Quite disappointing if that is the matter. In the near future I will dive into this topic because I will be depending on mocap libraries for a part. Using a library obviously it would need to be matched with a skeleton, so people expect a modern “standard” that is somehow also game ready. Anything else is a ton of work.
I have already researched markerless mocap for custom / procedural rigs, with nothing but 1 cheap webcam, and concluded even modern AI assisted solutions (DeepLabCut) expect synced camera recordings from multiple angles to use as source for 3D pose estimation, where I once assumed that to be just estimated from skeletal data + a single camera… Meaning DIY mocap in 3D isn’t quite there yet, especially when you work with animals or custom objects!
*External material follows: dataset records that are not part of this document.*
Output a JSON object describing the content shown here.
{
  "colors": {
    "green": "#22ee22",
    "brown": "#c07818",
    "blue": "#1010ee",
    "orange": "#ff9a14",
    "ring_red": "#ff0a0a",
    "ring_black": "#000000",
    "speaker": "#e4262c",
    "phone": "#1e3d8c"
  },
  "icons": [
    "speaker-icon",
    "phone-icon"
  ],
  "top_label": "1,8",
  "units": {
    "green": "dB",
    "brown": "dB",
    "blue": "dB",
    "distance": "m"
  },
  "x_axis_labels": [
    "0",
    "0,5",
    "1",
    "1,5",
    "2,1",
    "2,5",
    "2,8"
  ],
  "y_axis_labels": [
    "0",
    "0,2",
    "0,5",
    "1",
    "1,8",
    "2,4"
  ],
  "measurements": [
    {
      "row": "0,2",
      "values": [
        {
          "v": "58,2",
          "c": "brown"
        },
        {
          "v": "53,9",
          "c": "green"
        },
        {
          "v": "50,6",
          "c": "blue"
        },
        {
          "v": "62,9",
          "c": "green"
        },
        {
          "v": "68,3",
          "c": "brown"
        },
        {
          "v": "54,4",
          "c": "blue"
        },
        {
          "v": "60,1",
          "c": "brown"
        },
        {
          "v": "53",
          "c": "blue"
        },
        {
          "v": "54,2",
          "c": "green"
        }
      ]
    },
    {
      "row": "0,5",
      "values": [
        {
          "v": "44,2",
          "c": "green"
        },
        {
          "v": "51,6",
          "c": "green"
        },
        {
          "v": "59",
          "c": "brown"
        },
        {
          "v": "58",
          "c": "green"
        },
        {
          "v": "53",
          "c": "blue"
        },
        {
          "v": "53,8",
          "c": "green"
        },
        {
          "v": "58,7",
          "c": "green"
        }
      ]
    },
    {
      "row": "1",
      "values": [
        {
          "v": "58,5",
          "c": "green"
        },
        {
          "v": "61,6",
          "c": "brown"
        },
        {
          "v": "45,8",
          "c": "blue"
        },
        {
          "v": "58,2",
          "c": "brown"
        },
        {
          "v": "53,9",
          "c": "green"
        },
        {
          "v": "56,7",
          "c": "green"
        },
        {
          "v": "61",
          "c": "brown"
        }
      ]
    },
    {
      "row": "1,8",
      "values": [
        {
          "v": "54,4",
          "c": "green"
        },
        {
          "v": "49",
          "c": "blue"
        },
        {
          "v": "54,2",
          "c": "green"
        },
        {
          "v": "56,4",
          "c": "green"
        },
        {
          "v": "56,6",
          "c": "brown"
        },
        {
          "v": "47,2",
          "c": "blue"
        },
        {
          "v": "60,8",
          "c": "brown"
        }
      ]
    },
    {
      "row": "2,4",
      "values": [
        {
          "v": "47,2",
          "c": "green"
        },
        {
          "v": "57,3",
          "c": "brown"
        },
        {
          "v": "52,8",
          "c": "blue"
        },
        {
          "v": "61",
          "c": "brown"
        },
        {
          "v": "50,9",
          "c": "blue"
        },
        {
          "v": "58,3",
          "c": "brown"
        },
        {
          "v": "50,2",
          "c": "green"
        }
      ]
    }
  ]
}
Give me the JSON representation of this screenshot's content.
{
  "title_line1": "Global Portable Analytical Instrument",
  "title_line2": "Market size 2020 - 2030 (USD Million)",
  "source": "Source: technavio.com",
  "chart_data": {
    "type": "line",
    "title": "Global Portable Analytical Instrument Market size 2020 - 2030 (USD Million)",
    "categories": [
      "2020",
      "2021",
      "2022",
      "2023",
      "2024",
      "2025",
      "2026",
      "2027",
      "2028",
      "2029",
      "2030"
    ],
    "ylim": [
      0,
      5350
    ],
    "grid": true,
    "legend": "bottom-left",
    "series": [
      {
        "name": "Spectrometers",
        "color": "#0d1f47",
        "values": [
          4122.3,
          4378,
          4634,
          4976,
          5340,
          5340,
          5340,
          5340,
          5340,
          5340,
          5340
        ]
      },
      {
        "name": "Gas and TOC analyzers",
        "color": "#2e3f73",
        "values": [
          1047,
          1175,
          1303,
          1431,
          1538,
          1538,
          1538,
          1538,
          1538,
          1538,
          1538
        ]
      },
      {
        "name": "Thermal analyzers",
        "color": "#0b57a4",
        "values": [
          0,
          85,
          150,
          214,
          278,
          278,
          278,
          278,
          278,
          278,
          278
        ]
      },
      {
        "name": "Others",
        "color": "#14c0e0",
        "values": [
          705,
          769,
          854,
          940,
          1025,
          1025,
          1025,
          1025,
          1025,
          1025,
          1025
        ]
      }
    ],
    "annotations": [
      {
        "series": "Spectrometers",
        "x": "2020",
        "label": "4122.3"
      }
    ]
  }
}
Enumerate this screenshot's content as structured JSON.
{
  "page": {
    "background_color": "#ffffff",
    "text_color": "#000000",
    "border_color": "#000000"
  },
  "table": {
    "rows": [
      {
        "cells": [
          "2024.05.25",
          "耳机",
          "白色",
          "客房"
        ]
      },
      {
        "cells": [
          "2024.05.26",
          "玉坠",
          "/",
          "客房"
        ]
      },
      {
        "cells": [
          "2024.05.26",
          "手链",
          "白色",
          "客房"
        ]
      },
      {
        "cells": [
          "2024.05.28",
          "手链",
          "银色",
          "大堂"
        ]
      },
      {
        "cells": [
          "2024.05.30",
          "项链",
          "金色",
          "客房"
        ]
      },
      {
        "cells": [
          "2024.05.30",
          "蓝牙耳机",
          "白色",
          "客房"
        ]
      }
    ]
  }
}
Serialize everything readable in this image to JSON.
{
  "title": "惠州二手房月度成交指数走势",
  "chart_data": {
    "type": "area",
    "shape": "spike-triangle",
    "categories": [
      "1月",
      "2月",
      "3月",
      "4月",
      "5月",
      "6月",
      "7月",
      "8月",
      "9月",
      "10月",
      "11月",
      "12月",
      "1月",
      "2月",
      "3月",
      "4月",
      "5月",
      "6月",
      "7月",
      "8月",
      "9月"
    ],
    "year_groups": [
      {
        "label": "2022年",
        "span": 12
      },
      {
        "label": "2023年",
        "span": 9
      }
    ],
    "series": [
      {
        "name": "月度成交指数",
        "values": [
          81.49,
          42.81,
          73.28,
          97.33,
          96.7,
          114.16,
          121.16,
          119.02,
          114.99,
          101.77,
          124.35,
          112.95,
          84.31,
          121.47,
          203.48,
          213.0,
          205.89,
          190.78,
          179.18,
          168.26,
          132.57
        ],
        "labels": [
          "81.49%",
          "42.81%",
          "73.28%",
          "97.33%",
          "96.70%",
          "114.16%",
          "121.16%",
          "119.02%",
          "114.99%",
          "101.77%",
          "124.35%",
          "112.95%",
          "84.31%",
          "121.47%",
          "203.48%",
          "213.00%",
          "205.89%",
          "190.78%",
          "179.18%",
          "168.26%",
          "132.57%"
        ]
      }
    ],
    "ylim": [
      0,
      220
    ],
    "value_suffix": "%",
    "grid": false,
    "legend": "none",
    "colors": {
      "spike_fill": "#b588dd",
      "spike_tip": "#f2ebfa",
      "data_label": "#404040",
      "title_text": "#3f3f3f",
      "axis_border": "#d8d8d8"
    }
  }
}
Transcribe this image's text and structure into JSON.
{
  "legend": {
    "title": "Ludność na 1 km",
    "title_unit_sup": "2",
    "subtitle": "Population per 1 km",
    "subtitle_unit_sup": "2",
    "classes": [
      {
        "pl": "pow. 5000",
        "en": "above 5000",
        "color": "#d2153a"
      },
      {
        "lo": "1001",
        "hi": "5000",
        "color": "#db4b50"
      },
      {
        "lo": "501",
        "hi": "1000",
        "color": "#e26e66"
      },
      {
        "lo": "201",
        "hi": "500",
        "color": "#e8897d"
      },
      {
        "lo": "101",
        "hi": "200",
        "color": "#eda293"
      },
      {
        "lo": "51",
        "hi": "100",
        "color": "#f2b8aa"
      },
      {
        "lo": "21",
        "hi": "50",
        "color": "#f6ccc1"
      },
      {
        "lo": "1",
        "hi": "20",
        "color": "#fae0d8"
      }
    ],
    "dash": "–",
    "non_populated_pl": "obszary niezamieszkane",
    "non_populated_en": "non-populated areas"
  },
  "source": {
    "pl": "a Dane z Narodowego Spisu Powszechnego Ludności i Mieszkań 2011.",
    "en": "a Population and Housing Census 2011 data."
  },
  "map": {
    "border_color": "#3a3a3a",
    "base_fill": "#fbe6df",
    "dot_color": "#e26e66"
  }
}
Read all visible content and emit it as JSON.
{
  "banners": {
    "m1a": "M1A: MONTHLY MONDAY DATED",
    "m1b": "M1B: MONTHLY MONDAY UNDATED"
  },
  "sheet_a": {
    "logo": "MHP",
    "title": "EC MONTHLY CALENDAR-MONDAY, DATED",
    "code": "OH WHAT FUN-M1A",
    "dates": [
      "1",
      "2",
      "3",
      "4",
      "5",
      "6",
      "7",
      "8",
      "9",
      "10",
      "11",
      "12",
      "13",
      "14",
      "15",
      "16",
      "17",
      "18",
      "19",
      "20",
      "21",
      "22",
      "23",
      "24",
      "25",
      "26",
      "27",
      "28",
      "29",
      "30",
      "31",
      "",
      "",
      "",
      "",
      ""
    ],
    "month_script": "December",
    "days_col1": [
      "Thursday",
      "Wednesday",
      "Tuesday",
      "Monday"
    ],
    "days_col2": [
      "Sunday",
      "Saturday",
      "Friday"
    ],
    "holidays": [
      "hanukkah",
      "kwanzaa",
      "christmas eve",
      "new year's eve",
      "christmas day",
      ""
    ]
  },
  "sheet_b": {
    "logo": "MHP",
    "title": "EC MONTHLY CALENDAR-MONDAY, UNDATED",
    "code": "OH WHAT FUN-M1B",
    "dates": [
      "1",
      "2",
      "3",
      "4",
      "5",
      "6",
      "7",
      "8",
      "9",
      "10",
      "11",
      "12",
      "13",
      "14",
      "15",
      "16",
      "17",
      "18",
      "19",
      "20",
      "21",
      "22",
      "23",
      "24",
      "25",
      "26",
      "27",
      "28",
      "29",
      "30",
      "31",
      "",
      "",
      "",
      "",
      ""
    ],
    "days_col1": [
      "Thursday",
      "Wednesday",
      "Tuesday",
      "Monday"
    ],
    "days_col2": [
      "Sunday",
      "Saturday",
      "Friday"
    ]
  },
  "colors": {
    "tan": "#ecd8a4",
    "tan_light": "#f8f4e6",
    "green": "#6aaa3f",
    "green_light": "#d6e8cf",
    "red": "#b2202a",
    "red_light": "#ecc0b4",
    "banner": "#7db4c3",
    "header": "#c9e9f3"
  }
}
Well a good modern example that high detail animations is possible in games would be the Horizon series, or Beyond Two Souls mocap (face too!!) that was released in 2013!! Different engines of course.
That would be context specific. Feel like there is performance to gain at 0 quality loss if you could procedurally remove detail based on context. Say when you want to attach clothing you’d optimally want 1 skeletal mesh adapted to how much detail you can see with gloves on (even that can be problematic). At 30 meters away it would still look weird when someone plays tennis without animated fingers (let’s say open hands, default pose). It’s very much context and resolution based.